Defying all expectations, the president changed the narrative. Before, the riff was that he was too old and dependent on his cross-party connections in the Senate. Now old school is cool. The Airmen’s old man has shown he can get things done, often with bipartisan support.
But now is the time for Biden to decide if all of this is fuel for a re-election campaign, when he turns 81 (82 on inauguration day), or a legacy to fall back on.
He could leave in style, knowing that he has delivered on his promises of progress and restored decency to the White House. He served as a balm to the pompous Donald Trump. Over the next two years, he might get more of what he wants and then step down. It would be self-effacing and patriotic, a stark contrast to the self-centered and treacherous Trump.
He offered himself as an escape from Trump and Trumpism, a way to help us find our bearings after the brutal and mind-blowing rule of a crook. Then he and his team got carried away and started unrealistically portraying him as FDR with a grand vision to remake the social contract. Biden’s mission was not to be a visionary but to be a healing force for a country that desperately needed healing and a bridge to the next generation. So it’s a logical term, and that keeps it true to its lofty point: what does the country really need?

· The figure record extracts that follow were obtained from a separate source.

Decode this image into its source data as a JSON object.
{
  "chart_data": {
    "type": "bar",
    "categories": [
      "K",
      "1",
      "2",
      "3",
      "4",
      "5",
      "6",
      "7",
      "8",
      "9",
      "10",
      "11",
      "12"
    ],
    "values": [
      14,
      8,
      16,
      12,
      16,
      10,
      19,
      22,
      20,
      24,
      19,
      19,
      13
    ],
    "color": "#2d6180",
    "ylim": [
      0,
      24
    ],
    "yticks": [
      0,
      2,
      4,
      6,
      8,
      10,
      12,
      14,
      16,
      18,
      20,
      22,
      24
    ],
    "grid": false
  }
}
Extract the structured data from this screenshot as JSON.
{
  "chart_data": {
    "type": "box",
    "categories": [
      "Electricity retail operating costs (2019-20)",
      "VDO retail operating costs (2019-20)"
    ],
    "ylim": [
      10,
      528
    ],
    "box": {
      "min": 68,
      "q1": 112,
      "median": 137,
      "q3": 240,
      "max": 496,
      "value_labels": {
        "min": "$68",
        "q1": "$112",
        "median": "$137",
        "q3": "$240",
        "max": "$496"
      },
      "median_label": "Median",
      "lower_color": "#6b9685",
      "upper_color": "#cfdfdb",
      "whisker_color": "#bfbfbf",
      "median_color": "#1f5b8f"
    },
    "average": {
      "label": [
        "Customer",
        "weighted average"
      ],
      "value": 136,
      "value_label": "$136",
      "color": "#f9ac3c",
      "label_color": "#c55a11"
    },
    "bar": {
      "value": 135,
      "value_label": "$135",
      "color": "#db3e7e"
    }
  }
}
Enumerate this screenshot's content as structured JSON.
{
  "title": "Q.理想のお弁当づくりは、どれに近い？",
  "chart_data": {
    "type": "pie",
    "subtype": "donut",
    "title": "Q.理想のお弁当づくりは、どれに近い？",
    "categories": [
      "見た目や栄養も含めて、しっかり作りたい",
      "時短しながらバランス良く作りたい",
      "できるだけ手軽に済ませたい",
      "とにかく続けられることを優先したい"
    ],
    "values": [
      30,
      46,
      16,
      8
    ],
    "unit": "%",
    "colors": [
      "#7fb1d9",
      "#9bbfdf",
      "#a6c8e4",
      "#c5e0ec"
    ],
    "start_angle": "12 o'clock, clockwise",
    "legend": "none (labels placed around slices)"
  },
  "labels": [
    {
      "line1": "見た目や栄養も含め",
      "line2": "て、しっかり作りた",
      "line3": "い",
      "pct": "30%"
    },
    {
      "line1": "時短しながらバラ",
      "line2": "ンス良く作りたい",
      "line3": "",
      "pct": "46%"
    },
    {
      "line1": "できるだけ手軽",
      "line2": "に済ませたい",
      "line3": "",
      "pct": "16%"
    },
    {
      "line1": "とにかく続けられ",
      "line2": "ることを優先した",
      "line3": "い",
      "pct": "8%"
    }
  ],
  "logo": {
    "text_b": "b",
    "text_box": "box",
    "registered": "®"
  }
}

The country really needs to dodge a Trump comeback or the rise of the obnoxious Ron DeSantis. There is a growing sense within the Democratic Party and in America that this will require new blood. If the president clarified his plans now, it would give Democrats a chance to sort out their field and allow time for an inspiring new candidate to emerge.
Usually being a lame duck weakens you. But in Biden’s case, it could strengthen him. We live in a Washington where people too often place power on principle. So many Republicans have behaved grotesquely in fear that Trump will turn against them. So leaving could elevate Biden, freeing him from typical re-election pressures, so he and his team could do what they thought was right rather than what was politically expedient.

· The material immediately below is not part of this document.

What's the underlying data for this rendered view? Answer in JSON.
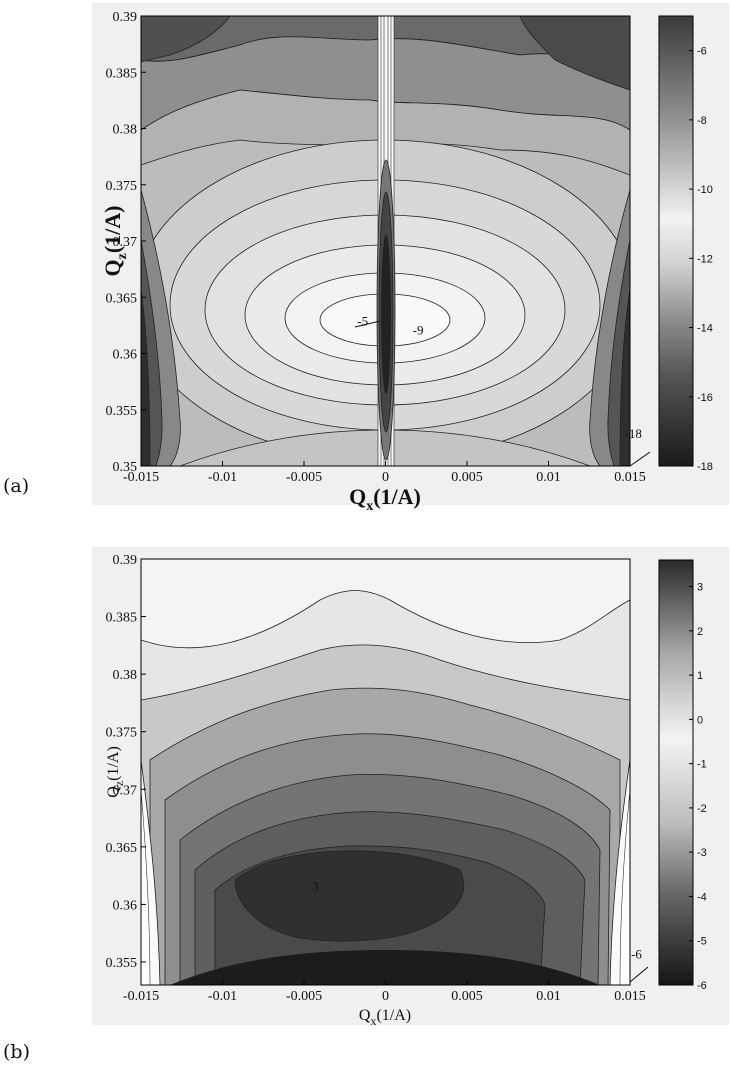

It would also soften what will certainly be Republican attempts to impeach him if they regain the House and make him less of a target for their nasty attacks on his age and ability. The next two years could be hell, with Republicans tearing down Biden and refusing to do anything that could be seen as benefiting him.
Biden advisers believe that if you just ignore the age question, it will go away. But it’s already a hot topic in discussion groups and an undercurrent in Democratic circles, as lawmakers are pressed to answer whether or not they think Biden should run again. (Axios has started a running count.)
These are dangerous times — with inflation hurting us, weather killing us, the war in Ukraine creaking, tensions in China boiling, women’s rights at stake and Holocaust deniers at CPAC, where Viktor Orbán spits fascist bile at an extremely enthusiastic audience. It might be better to have a president freed from the usual political constraints.